Пока они делали уроки, Айао не имел права входить в хижину, где старшие сидели за столом из светлого дерева, кто чинно и прямо, а кто низко склонившись, почти лежа. Они, казалось, жили в недосягаемом для него мире. Остановившись у порога, он с восхищением смотрел на них, затем бесшумно отходил, так как родители запрещали ему отвлекать детей.
Айао ни разу не ослушался, но его обижало поведение старших после занятий, когда они выходили во двор и начинали переговариваться на французском языке, непонятном ни ему, ни его родителям. Несмотря на запрет говорить на этом языке дома, дети часто забывали о нем. Французский язык считался обязательным в школе, где учителя строго наказывали за каждое слово, произнесенное на местном наречии. Дома же, наоборот, стоило детям заговорить по-французски, как родителям тут же начинало казаться, будто те что-то скрывают от них. Жалкий и в то же время смешной был у взрослых вид, когда, отчитав или наказав кого-нибудь из ребят, они опять слышали в ответ что-то непонятное.
— Что ты там бормочешь на чужом языке? — строго спрашивали Киланко, или его жена, или тетушки Алиату и Ашику, ее сестры, когда еще они жили в Югуру и тоже не упускали случая пожурить провинившихся школьников.
— Я ничего не сказал.
— Разве можно говорить при нас на непонятном нам языке, а не на йоруба, хауса или бамбара?[15] Разве наша воля для вас не закон? — часто ворчал Киланко.
— А зачем было посылать нас в школу, если ты запрещаешь нам пользоваться знаниями, которые мы там получаем? — спросил однажды Бурайма, после того как получил пощечину за то, что продолжал разговаривать с Исдином по-французски, хотя отец три раза одергивал его.
— Я нисколько не мешаю вам пользоваться школьными знаниями, а только говорю, что невежливо, некрасиво, просто-напросто грубо по отношению к людям изъясняться на непонятном для них языке.
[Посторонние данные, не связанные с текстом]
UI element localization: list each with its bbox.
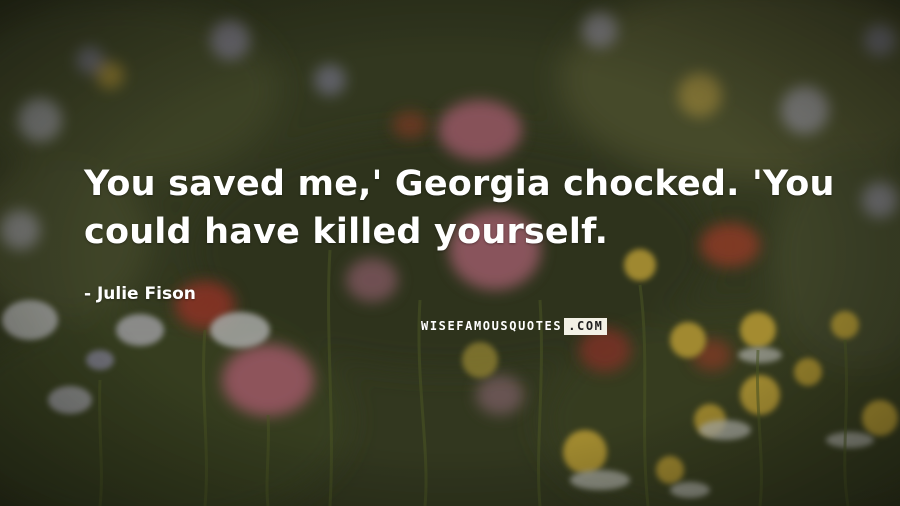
watermark-left-text: WISEFAMOUSQUOTES xyxy=(421,319,563,333)
quote-card: You saved me,' Georgia chocked. 'You cou… xyxy=(0,0,900,506)
quote-author: - Julie Fison xyxy=(84,284,196,304)
quote-text: You saved me,' Georgia chocked. 'You cou… xyxy=(84,164,835,252)
watermark-right-text: .COM xyxy=(564,318,607,335)
site-watermark-logo: WISEFAMOUSQUOTES .COM xyxy=(421,318,607,335)
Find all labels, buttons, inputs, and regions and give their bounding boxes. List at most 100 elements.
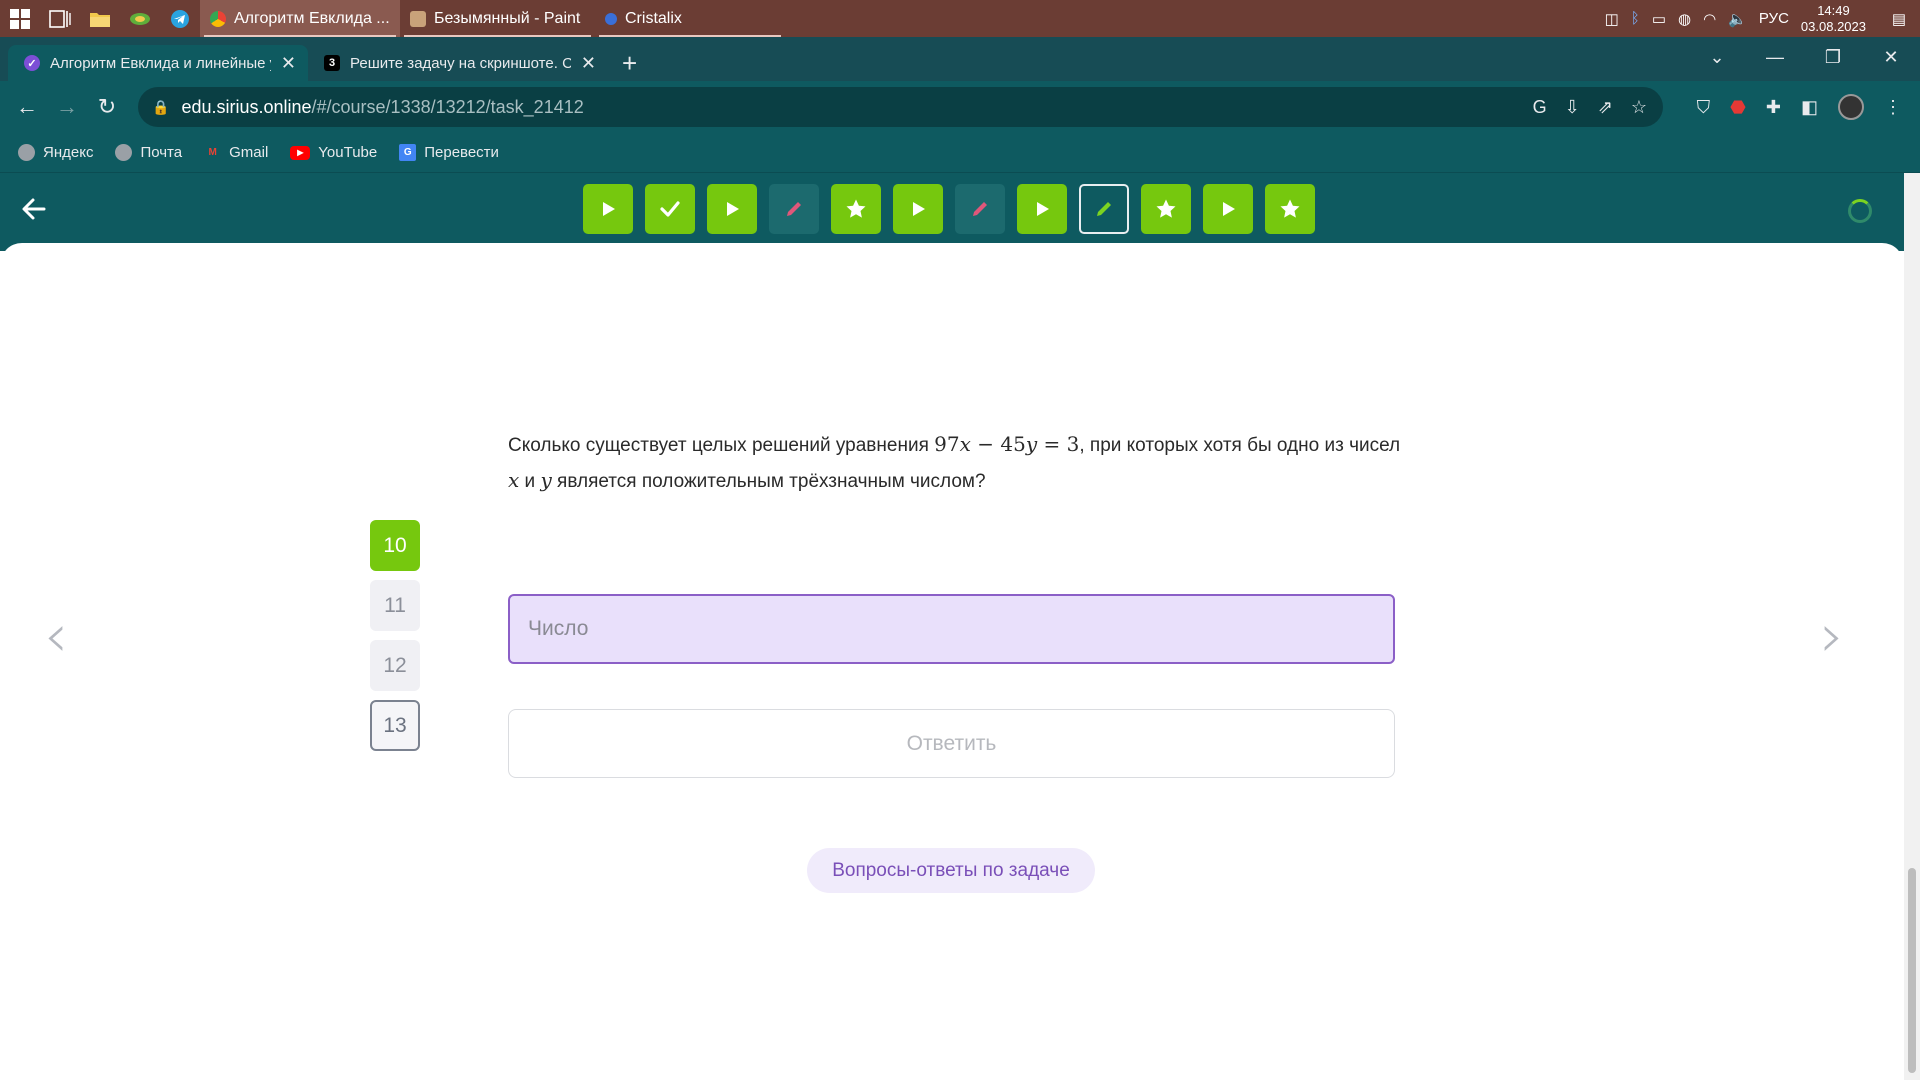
share-icon[interactable]: ⇗ <box>1598 97 1613 118</box>
next-task-chevron-icon[interactable]: › <box>1820 601 1844 671</box>
chrome-icon <box>210 10 226 27</box>
back-button[interactable]: ← <box>7 94 47 120</box>
taskbar-item-paint[interactable]: Безымянный - Paint <box>400 0 595 37</box>
youtube-icon: ▶ <box>290 145 311 160</box>
bookmark-label: Почта <box>140 144 183 161</box>
bookmark-translate[interactable]: G Перевести <box>399 144 499 161</box>
math-operator: − <box>970 432 1001 456</box>
tab-search-icon[interactable]: ⌄ <box>1688 47 1746 68</box>
tab-favicon-icon: 3 <box>324 55 340 71</box>
side-panel-icon[interactable]: ◧ <box>1801 97 1818 118</box>
taskbar-item-label: Алгоритм Евклида ... <box>234 9 390 27</box>
prev-task-chevron-icon[interactable]: ‹ <box>44 601 68 671</box>
network-app-icon[interactable]: ◍ <box>1678 10 1691 28</box>
taskbar-item-label: Безымянный - Paint <box>434 9 581 27</box>
course-header <box>0 173 1904 251</box>
notifications-icon[interactable]: ▤ <box>1892 10 1906 28</box>
address-bar[interactable]: 🔒 edu.sirius.online/#/course/1338/13212/… <box>138 87 1663 127</box>
close-tab-icon[interactable]: ✕ <box>581 53 596 74</box>
globe-icon <box>18 144 35 161</box>
question-number-11[interactable]: 11 <box>370 580 420 631</box>
progress-spinner-icon <box>1848 199 1872 223</box>
minimize-button[interactable]: — <box>1746 47 1804 68</box>
new-tab-button[interactable]: + <box>622 45 637 81</box>
step-3-play-button[interactable] <box>707 184 757 234</box>
question-part: , при которых хотя бы одно из чисел <box>1079 435 1401 456</box>
volume-icon[interactable]: 🔈 <box>1728 10 1747 28</box>
scrollbar-thumb[interactable] <box>1908 868 1916 1073</box>
extensions-puzzle-icon[interactable]: ✚ <box>1766 97 1781 118</box>
math-number: 45 <box>1000 432 1026 456</box>
sirius-favicon-icon: ✓ <box>24 55 40 71</box>
bookmark-youtube[interactable]: ▶ YouTube <box>290 144 377 161</box>
math-variable: x <box>508 468 520 492</box>
bookmark-gmail[interactable]: M Gmail <box>204 144 268 161</box>
adblock-extension-icon[interactable]: ⬣ <box>1730 97 1746 118</box>
url-host: edu.sirius.online <box>181 96 312 117</box>
question-part: и <box>519 471 541 492</box>
reload-button[interactable]: ↻ <box>87 94 127 120</box>
question-number-nav: 10 11 12 13 <box>370 520 420 751</box>
submit-label: Ответить <box>906 731 997 755</box>
browser-tab[interactable]: 3 Решите задачу на скриншоте. С ✕ <box>308 45 608 81</box>
browser-tab-active[interactable]: ✓ Алгоритм Евклида и линейные у ✕ <box>8 45 308 81</box>
battery-icon[interactable]: ▭ <box>1652 10 1666 28</box>
question-number-10[interactable]: 10 <box>370 520 420 571</box>
forward-button[interactable]: → <box>47 94 87 120</box>
tab-title: Алгоритм Евклида и линейные у <box>50 54 271 72</box>
play-icon <box>722 199 742 219</box>
language-indicator[interactable]: РУС <box>1759 10 1789 27</box>
step-10-star-button[interactable] <box>1141 184 1191 234</box>
google-translate-icon: G <box>399 144 417 161</box>
restore-button[interactable]: ❐ <box>1804 47 1862 68</box>
clock[interactable]: 14:49 03.08.2023 <box>1801 3 1866 35</box>
page-scrollbar[interactable] <box>1904 173 1920 1080</box>
tab-title: Решите задачу на скриншоте. С <box>350 54 571 72</box>
question-number-13[interactable]: 13 <box>370 700 420 751</box>
star-icon <box>1155 198 1177 220</box>
step-7-pencil-button[interactable] <box>955 184 1005 234</box>
faq-button[interactable]: Вопросы-ответы по задаче <box>807 848 1095 893</box>
star-icon <box>1279 198 1301 220</box>
telegram-icon[interactable] <box>160 0 200 37</box>
browser-menu-icon[interactable]: ⋮ <box>1884 97 1902 118</box>
math-variable: y <box>540 468 552 492</box>
file-explorer-icon[interactable] <box>80 0 120 37</box>
back-arrow-icon[interactable] <box>20 195 48 231</box>
taskbar-item-cristalix[interactable]: Cristalix <box>595 0 785 37</box>
step-5-star-button[interactable] <box>831 184 881 234</box>
profile-avatar[interactable] <box>1838 94 1864 120</box>
bookmark-label: YouTube <box>318 144 378 161</box>
step-8-play-button[interactable] <box>1017 184 1067 234</box>
answer-input[interactable]: Число <box>508 594 1395 664</box>
browser-toolbar: ← → ↻ 🔒 edu.sirius.online/#/course/1338/… <box>0 81 1920 133</box>
camera-icon[interactable]: ◫ <box>1605 10 1619 28</box>
wifi-icon[interactable]: ◠ <box>1703 10 1716 28</box>
task-view-icon[interactable] <box>40 0 80 37</box>
close-tab-icon[interactable]: ✕ <box>281 53 296 74</box>
windows-start-icon[interactable] <box>0 0 40 37</box>
close-window-button[interactable]: ✕ <box>1862 47 1920 68</box>
play-icon <box>1032 199 1052 219</box>
submit-answer-button[interactable]: Ответить <box>508 709 1395 778</box>
bookmark-star-icon[interactable]: ☆ <box>1631 97 1647 118</box>
step-12-star-button[interactable] <box>1265 184 1315 234</box>
google-lens-icon[interactable]: G <box>1533 97 1547 118</box>
step-6-play-button[interactable] <box>893 184 943 234</box>
step-2-check-button[interactable] <box>645 184 695 234</box>
taskbar-item-chrome[interactable]: Алгоритм Евклида ... <box>200 0 400 37</box>
shield-extension-icon[interactable]: ⛉ <box>1697 97 1711 118</box>
bookmark-pochta[interactable]: Почта <box>115 144 182 161</box>
install-app-icon[interactable]: ⇩ <box>1565 97 1580 118</box>
bookmark-yandex[interactable]: Яндекс <box>18 144 93 161</box>
question-number-12[interactable]: 12 <box>370 640 420 691</box>
math-variable: y <box>1025 432 1038 456</box>
bluetooth-icon[interactable]: ᛒ <box>1631 10 1640 27</box>
step-9-pencil-button[interactable] <box>1079 184 1129 234</box>
step-1-play-button[interactable] <box>583 184 633 234</box>
app-pinned-icon[interactable] <box>120 0 160 37</box>
step-4-pencil-button[interactable] <box>769 184 819 234</box>
step-11-play-button[interactable] <box>1203 184 1253 234</box>
lock-icon[interactable]: 🔒 <box>152 99 169 116</box>
math-number: 97 <box>934 432 960 456</box>
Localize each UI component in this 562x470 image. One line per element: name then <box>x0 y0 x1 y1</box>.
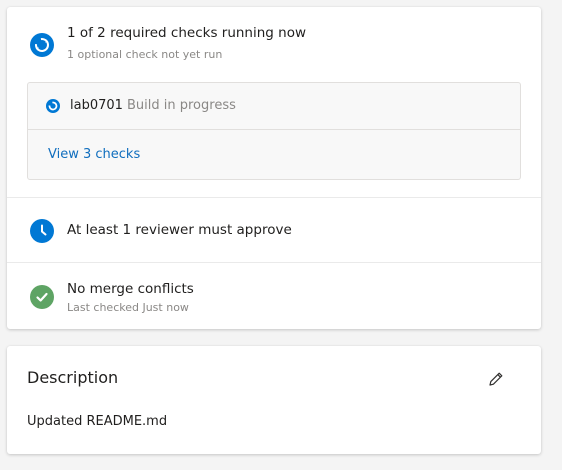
checks-summary-title: 1 of 2 required checks running now <box>67 25 307 41</box>
view-checks-link[interactable]: View 3 checks <box>48 147 140 162</box>
description-title: Description <box>27 368 119 387</box>
clock-icon <box>30 219 54 243</box>
merge-status-row: No merge conflicts Last checked Just now <box>7 263 541 329</box>
checks-summary-row: 1 of 2 required checks running now 1 opt… <box>7 7 541 197</box>
merge-status-title: No merge conflicts <box>67 281 194 297</box>
merge-status-subtitle: Last checked Just now <box>67 301 189 314</box>
pr-status-card: 1 of 2 required checks running now 1 opt… <box>7 7 541 329</box>
reviewer-policy-row: At least 1 reviewer must approve <box>7 198 541 262</box>
pencil-icon <box>489 372 503 386</box>
in-progress-icon <box>46 99 60 113</box>
check-icon <box>30 285 54 309</box>
checks-summary-subtitle: 1 optional check not yet run <box>67 48 223 61</box>
edit-description-button[interactable] <box>483 366 509 392</box>
build-name[interactable]: lab0701 <box>70 98 123 113</box>
reviewer-policy-title: At least 1 reviewer must approve <box>67 222 292 238</box>
build-status: Build in progress <box>127 98 236 113</box>
in-progress-icon <box>30 33 54 57</box>
description-card: Description Updated README.md <box>7 346 541 454</box>
build-row[interactable]: lab0701 Build in progress <box>28 83 520 129</box>
divider <box>28 129 520 130</box>
description-body: Updated README.md <box>27 414 168 429</box>
build-checks-panel: lab0701 Build in progress View 3 checks <box>27 82 521 180</box>
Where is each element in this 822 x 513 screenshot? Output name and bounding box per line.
Разве ваша тетушка Алиату произнесла когда-нибудь при нас хоть одно слово на каком-нибудь из языков банту?[16] А ведь она хорошо их знает, потому что жила в Сенегале и Конго. А твой дядя Экуэффи, который жил в Габоне, а до этого пять лет провел в республике Чад, два года в Дагомее и три в Гане, разве он высказывает свои мысли на каком-нибудь другом языке, кроме бамбара, йоруба или хауса.
— Если хочешь, отец, мы можем научить тебя некоторым французским словам и даже считать по-французски, —• предложила Сита, самая старшая из девочек.
Но он отказался. И дети при всем своем желании поговорить между собой по-французски, боясь гнева родителей, ограничивались чтением французских книг и короткими записками.
«У отца, мамы и других взрослых — комплекс», — написал однажды Исдин на клочке бумаги.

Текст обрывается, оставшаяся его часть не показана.